WHAT IS EXPORT PROMOTION CAPITAL GOODS (EPCG) SCHEME
The objective of the Export Promotion Capital Goods (EPCG) Scheme is to facilitate import of capital goods for producing quality goods and services and enhance India’s manufacturing competitiveness. EPCG Scheme allows import of capital goods for pre-production, production and post-production at zero customs duty. Capital goods imported under EPCG for physical exports are also exempt from IGST and Compensation Cess up to 31.03.2020. Alternatively, the exporter may also procure Capital Goods from domestic market in accordance with provisions of paragraph 5.07 of FTP. Capital goods for the purpose of the EPCG scheme shall include:
– Capital Goods as defined in Chapter 9
– Computer systems and software which are a part of the Capital Goods
– Spares, moulds, dies, jigs, fixtures, tools & refractories
– Catalysts for initial charge plus one subsequent charge
EPCG scheme covers manufacturer exporters with or without supporting manufacturer(s), merchant exporters tied to supporting manufacturer(s) and service providers.
WHAT IS TRANSPORT AND MARKETING ASSISTANCE (TMA) SCHEME
The “Transport and Marketing Assistance” (TMA) for specified agriculture products scheme aims to provide assistance for the international component of freight and marketing of agricultural produce which is likely to mitigate disadvantage of higher cost of transportation of export of specified agriculture products due to trans-shipment and to promote brand recognition for Indian agricultural products in the specified overseas markets.

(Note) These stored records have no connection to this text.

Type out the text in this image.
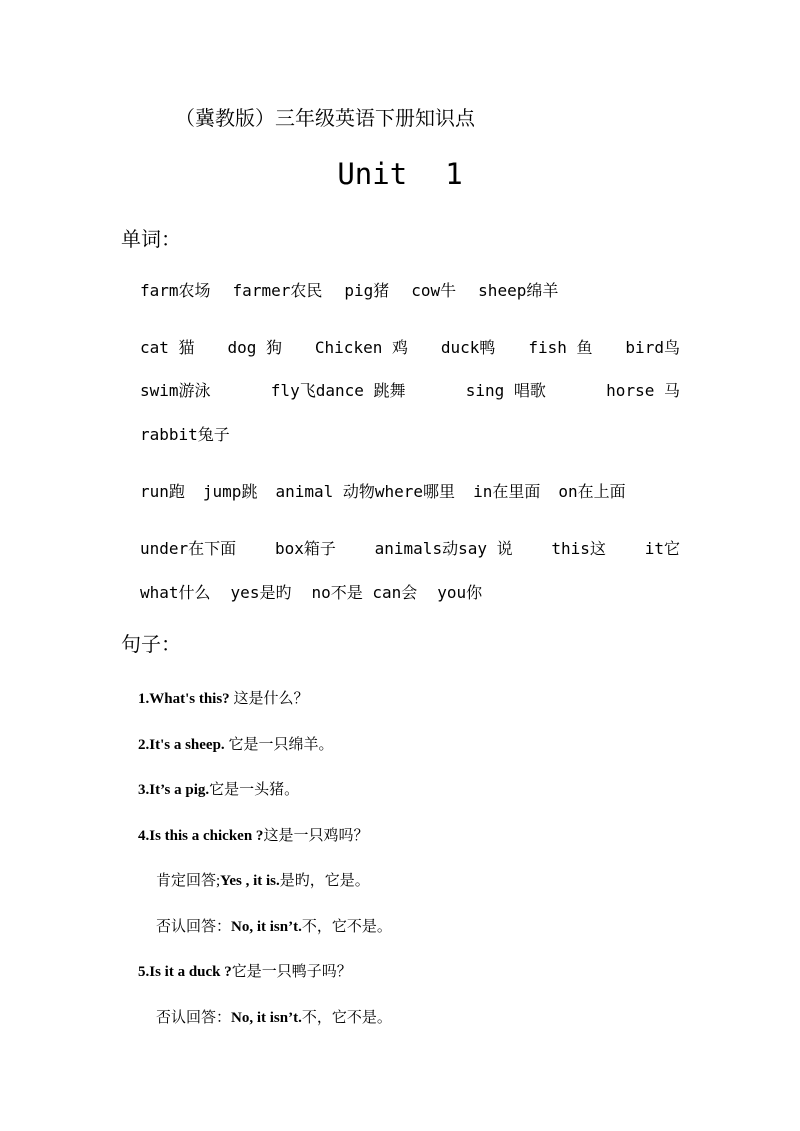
（冀教版）三年级英语下册知识点
Unit 1
单词：
farm农场 farmer农民 pig猪 cow牛 sheep绵羊
cat 猫 dog 狗 Chicken 鸡 duck鸭 fish 鱼 bird鸟
swim游泳	fly飞dance 跳舞	sing 唱歌	horse 马
rabbit兔子
run跑 jump跳 animal 动物where哪里 in在里面 on在上面
under在下面 box箱子 animals动say 说 this这 it它
what什么 yes是旳 no不是 can会 you你
句子：
1.What's this? 这是什么？
2.It's a sheep. 它是一只绵羊。
3.It’s a pig.它是一头猪。
4.Is this a chicken ?这是一只鸡吗？
肯定回答;Yes , it is.是旳，它是。
否认回答：No, it isn’t.不，它不是。
5.Is it a duck ?它是一只鸭子吗？
否认回答：No, it isn’t.不，它不是。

To apply for TMA scheme, an IEC is required. Other pre-requisites as mentioned in the Chapter 7 of Foreign Trade Policy and Hand book of Procedures may be referred.
SALE OF DUTY CREDIT SCRIPS (DCS)
In case, the holder (Exporter) of these scrips is unable to use them for any reason, he/she can sell them in the market. Buyer (Any Importer) of the scrips would usually buy them at a discount on the face value. The buyer of the scrips would not pay the full value of the scrips.
For example: If a holder has a Duty Credit Scrip worth Rs.2,00,000 and he is unable to use them, he should sell it in the market. Since the buyer of these scrips would not pay the full amount, it should be sold at a discount. The buyer may buy these scrips at Rs.1,80,000 instead of Rs.2,00,000.
Although these scrips are sold for Rs.1,80,000, It would still have the face value of Rs.2,00,000 and can be used for the payment of duties equivalent to Rs.2,00,000. The Buyer of these scrips gets the benefit of Rs.20,000 by paying Rs.1,80,000 instead of Rs.2,00,000. And the seller benefits from the transaction by encashing at least Rs.1,80,000 because the scrip would have been useless until its validity if he wouldn’t have used it or sold it.